2) Les fleurs du mal
Le recueil de poèmes Les fleurs du mal contient la production lyrique de Charles Baudelaire de 1840 jusqu’à sa mort en 1867, autant dire que le recueil de poèmes représente presque la totalité de la production lyrique publiée de l’auteur.[1]
1. La Perception de l’œuvre au XIXe siècle 2. La structure de l’œuvre 3. Les sujets et motifs principaux dans Les fleurs du mal 4. La catégorisation de l’Œuvre: – Les fleurs du Mal, le romantisme et le naturalisme – Les fleurs du Mal et le Symbolisme – Les Fleurs du Mal et la Modernité 5. Adaptation musicale: Les fleurs du mal chantées par Léo Ferré 1857-1957
La Perception de l’œuvre au XIXe siècle: La Publication, La censure et la re-publication
Publié d’abord le 23 août 1857 par l’éditeur Auguste Poulet-Malassis, le recueil de poèmes Les fleurs du Mal de Charles Baudelaire scandalise la société bourgeoise par son immoralité. À cause de la crudité du langage et de l’originalité des thèmes, Baudelaire est attaqué en août 1857 pour outrage à la religion et aux bonnes mœurs.[2] Accusé d’être un provocateur et de blasphémer, il est condamné à payer une amende de 400 francs dans une procédure judiciaire. En outre, six poèmes de la première version du recueil de poèmes sont censurés. De 1861 à 1867, l’œuvre est rééditée dans trois versions différentes, dans lesquelles Baudelaire ajoute de nouveaux poèmes.[3]
La structure de l’œuvre
Sur la base de la censure et des re-publications, il y a aussi des changements dans l’ordre des poèmes, de même qu’il y a une structure transformée dans chaque version du recueil de poèmes. Cependant, les structures se révèlent comme une composition réfléchie de l’auteur.[4] La dernière version contient 136 pièces arrangées en six parties différentes: Spleen et Idéal (85 poèmes), tableau parisiens (16 poèmes), Le Vin (5 poèmes) Fleurs du Mal (12 poèmes), Révolte (3 poèmes), La Mort (6 poèmes).[5] Beaucoup de poèmes sont rédigés sous forme de sonnet, un format de poème qui est aussi renouvelé par Charles Baudelaire.[6]

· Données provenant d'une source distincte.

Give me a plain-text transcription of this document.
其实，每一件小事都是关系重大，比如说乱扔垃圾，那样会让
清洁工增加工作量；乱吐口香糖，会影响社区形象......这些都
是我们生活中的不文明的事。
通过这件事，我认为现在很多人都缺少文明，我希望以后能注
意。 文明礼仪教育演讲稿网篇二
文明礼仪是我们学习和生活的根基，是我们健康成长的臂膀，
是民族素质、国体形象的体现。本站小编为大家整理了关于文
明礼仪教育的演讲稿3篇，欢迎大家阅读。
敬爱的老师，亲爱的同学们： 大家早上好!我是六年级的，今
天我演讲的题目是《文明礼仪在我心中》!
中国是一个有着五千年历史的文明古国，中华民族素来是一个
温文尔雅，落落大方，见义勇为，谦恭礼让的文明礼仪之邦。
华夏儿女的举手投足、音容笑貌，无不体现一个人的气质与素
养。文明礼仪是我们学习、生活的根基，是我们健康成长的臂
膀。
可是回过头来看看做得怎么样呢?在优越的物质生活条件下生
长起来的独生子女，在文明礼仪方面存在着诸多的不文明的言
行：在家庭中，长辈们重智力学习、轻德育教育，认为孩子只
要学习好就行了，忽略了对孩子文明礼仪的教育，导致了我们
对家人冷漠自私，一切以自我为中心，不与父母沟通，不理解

Les sujets et motifs principaux dans Les fleurs du mal
Dans les 163 poèmes Baudelaire présente des sujets différents, qui, pourtant, peuvent être catégorisés en quelques motifs principaux. La première partie, Spleen et Idéal, explore les états d’âme du poète, entre ennui du quotidien et recherche d’un idéal impossible à atteindre. Elle est suivie par Tableaux parisiens – une partie qui est consacrée au Paris moderne et à sa foule bizarre et insolite. Les quatre parties suivantes – Le Vin, Révolte, La Mort et Voyage – prolongent cette tentative d’extraire la beauté du Mal et établissent de manière forte une dichotomie ‚grotesque/’sublime‘.[7] Notamment dans Spleen et Idéal, le moi lyrique se produit comme un sujet contradictoire déterminé par le spleen et par les fantasmes inaccessibles et injoignables.[8] Ainsi, les motifs principaux y sont le rêve, le voyage, la décadence et la dégradation qui s’aligne dans ce contexte. En outre, la vie urbaine dans la grande ville moderne (Paris) se révèle comme un motif important (voir: 4.3.Les Fleurs du Mal au vu de la Modernité) tandis que la biographie de Charles Baudelaire et son voyage en Afrique servent d’appui pour son évocation du motif de l’exotisme. En outre, le motif dominant de la mort, de même que le langage visuel morbide et obscure dans Les Fleurs du Mal se présentent également comme des références à l’itinéraire biographique sinistre de l’auteur.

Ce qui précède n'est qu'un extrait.